U.K.-based Sophos, on the other hand, called the same Trojan "Cgab.a" and said that it's installed on users' PCs after they receive e-mail with subject headings such as "Re: q1 Katrina killed as many as 80 people." If the recipients click on the embedded link to reach the malicious site, the site exploits the IE vulnerabilities to install a backdoor Trojan which in turn adds other malware, including spyware- and phishing-style keyloggers.
If this sounds familiar, it should.
"Similar to the [SE Asian] tsunami tragedy, this hurricane is another dreadful natural disaster that these ruthless hackers are exploiting in order to break into computers for spamming, extortion, and theft," said Gregg Mastoras, a senior security analyst for Sophos, in a statement.
Secure Computing, a Seattle-based security firm, found yet another site, this one hosted in Poland, that the Katrina news spam points to. The routine is slightly different on the Polish site, however, because it also includes a manual "social engineering" infection tactic. While the IE-exploiting Trojan attempts to automatically compromise any PC visiting the site, if the user's anti-virus software detects and destroys that Trojan, there's still another way for the hacker to victimize systems.
"Clicking on the Zotob ad [on the site] offers 'You can check your computer for Zotob worm using small removal tool,'" said David Burt, a spokesperson for Secure Computing. But clicking on the included "Download" link loads a Trojan horse, not any anti-Zotob utility.
It's likely, said Websense's Hubbard, that more Katrina scams are on the horizon. Every two days, he said, Websense imports all new registered domain names for evidence of possible phishing trends.

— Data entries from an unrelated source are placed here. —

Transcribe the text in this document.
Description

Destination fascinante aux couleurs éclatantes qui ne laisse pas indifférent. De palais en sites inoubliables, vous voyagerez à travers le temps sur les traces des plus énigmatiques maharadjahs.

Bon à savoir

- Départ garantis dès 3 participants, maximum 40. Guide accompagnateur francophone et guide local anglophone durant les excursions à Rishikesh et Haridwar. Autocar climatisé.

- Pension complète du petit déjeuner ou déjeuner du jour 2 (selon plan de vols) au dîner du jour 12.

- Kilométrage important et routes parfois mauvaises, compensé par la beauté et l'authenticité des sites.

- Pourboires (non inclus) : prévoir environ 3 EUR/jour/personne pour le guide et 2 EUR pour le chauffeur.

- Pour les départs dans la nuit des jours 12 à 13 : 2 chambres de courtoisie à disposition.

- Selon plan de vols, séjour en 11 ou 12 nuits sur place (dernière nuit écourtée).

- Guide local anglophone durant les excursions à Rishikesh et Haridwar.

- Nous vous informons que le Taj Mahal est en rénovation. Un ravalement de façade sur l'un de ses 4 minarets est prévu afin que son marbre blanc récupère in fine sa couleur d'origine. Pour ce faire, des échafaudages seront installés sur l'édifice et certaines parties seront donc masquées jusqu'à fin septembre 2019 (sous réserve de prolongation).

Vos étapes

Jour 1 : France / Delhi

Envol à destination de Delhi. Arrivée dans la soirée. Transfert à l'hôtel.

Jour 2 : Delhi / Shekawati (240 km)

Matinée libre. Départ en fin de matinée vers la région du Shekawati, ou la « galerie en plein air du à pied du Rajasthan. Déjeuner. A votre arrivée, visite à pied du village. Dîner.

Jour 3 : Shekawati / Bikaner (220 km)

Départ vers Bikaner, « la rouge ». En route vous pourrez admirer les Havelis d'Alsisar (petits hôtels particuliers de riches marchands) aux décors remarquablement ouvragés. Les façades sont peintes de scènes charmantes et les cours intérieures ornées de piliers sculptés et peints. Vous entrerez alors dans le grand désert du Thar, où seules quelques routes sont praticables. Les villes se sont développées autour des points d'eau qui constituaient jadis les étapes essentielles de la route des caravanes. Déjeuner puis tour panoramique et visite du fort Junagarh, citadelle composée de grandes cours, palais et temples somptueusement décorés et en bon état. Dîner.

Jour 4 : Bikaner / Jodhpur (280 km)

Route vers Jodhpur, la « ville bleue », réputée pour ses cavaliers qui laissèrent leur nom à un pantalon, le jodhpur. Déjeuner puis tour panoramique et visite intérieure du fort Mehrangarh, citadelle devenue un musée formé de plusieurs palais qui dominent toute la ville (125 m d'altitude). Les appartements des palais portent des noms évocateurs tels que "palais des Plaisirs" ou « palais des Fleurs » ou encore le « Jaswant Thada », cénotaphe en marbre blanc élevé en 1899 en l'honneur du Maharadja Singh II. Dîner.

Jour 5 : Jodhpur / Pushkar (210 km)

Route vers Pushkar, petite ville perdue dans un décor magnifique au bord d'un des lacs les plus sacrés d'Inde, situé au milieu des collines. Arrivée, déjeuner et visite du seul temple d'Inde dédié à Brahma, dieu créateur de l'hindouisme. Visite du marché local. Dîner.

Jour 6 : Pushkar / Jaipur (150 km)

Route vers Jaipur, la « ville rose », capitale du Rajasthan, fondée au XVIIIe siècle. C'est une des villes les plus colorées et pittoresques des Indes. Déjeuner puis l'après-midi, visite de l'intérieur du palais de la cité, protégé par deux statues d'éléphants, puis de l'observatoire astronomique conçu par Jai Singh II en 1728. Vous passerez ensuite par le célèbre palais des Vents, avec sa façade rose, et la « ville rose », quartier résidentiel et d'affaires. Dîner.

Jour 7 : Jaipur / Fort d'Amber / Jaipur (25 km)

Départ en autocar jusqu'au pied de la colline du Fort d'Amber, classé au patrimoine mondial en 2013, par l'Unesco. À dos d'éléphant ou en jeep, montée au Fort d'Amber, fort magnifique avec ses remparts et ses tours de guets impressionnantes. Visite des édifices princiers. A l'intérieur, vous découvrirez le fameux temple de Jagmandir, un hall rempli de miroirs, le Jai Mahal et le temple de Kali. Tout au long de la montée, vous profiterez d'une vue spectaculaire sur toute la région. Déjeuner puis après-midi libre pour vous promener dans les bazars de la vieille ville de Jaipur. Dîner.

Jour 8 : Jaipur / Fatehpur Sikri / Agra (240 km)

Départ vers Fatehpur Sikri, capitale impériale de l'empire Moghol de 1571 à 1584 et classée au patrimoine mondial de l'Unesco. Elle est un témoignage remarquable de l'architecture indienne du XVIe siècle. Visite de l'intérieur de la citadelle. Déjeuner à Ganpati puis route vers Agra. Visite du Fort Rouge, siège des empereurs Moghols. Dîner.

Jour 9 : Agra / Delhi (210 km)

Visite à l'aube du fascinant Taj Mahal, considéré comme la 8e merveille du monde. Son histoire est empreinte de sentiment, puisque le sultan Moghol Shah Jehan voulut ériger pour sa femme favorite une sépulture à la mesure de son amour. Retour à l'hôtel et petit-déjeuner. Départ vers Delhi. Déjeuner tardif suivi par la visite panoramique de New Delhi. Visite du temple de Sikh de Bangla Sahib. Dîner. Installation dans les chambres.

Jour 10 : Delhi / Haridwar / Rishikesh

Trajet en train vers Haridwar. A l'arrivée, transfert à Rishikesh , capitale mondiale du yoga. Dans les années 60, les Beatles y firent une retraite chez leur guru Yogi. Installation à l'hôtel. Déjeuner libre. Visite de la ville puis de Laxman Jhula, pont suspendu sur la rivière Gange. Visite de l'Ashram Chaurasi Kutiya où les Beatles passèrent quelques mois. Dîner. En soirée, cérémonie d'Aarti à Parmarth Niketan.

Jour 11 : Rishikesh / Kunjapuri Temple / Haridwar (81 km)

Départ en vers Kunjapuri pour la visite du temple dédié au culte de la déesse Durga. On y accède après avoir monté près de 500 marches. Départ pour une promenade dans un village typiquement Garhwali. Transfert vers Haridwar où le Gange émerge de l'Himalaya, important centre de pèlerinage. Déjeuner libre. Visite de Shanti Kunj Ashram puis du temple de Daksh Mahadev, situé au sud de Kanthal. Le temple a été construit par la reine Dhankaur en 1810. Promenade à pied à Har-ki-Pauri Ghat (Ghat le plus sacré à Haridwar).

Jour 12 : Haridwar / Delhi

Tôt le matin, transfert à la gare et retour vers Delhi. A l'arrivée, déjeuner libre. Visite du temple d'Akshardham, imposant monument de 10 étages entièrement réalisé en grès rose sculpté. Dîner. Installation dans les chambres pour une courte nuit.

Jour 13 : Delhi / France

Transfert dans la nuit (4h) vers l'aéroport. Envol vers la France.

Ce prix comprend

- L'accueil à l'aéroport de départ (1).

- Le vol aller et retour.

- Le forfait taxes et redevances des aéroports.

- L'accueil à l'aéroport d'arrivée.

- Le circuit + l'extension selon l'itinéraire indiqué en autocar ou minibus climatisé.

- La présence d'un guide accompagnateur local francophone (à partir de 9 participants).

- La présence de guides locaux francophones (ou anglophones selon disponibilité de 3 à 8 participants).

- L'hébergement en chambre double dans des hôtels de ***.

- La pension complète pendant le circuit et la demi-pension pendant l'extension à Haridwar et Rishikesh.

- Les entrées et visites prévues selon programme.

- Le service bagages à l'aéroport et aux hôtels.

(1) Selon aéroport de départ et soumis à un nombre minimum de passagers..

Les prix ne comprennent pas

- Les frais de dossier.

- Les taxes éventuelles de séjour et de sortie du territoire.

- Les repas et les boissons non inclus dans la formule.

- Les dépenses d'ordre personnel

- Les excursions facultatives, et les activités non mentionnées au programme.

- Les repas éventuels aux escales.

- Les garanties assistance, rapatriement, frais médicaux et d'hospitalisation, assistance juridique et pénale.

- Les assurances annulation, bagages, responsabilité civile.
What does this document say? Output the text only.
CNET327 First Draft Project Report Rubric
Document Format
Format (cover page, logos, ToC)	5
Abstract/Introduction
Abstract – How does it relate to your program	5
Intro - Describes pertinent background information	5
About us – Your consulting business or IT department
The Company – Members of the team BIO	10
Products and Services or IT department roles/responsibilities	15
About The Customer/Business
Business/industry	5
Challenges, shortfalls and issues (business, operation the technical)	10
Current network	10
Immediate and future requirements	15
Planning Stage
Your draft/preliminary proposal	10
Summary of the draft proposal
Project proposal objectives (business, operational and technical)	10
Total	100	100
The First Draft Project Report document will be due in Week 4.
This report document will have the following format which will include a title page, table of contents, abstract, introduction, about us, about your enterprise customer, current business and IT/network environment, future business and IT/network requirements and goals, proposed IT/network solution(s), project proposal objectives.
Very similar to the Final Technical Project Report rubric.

"We found more than 100 sites that were registered using various combinations of the words 'katrina' and 'donate' or 'disaster' in the last two days," said Hubbard.
While some of those are legit, Hubbard said, many aren't, or have been cached by criminals in anticipation of using them as phishing sites. "We see this all the time. As soon as a hurricane is named, a few sites get registered. It picks up if the hurricane gets stronger."
Some of these domain names have been placed for sale on eBay, with claims by their sellers that part or all of the proceeds will go to the American Red Cross relief effort, or those of other charities.
One such auction listed two domains, "hurricanekatrina.com" and "hurricanekatrinasdevastation.com," at a starting bid of $3,999. Although the first domain was registered more than 18 months ago, the second, hurricanekatrinasdevastation.com, was registered only Wednesday, August 31. Another auction, with an opening bid of $4,800, is for a typo-afflicted site, katrinareleif.com that the seller boasted "If you owned the correct spelling of this .com name your traffic would be huge. As a typo this name will get more traffic then every domain name that is not the properly spelled katrina relief name."
The misspelled domain was registered Tuesday, August 30.
"These people, they're on top of things," said Hubbard.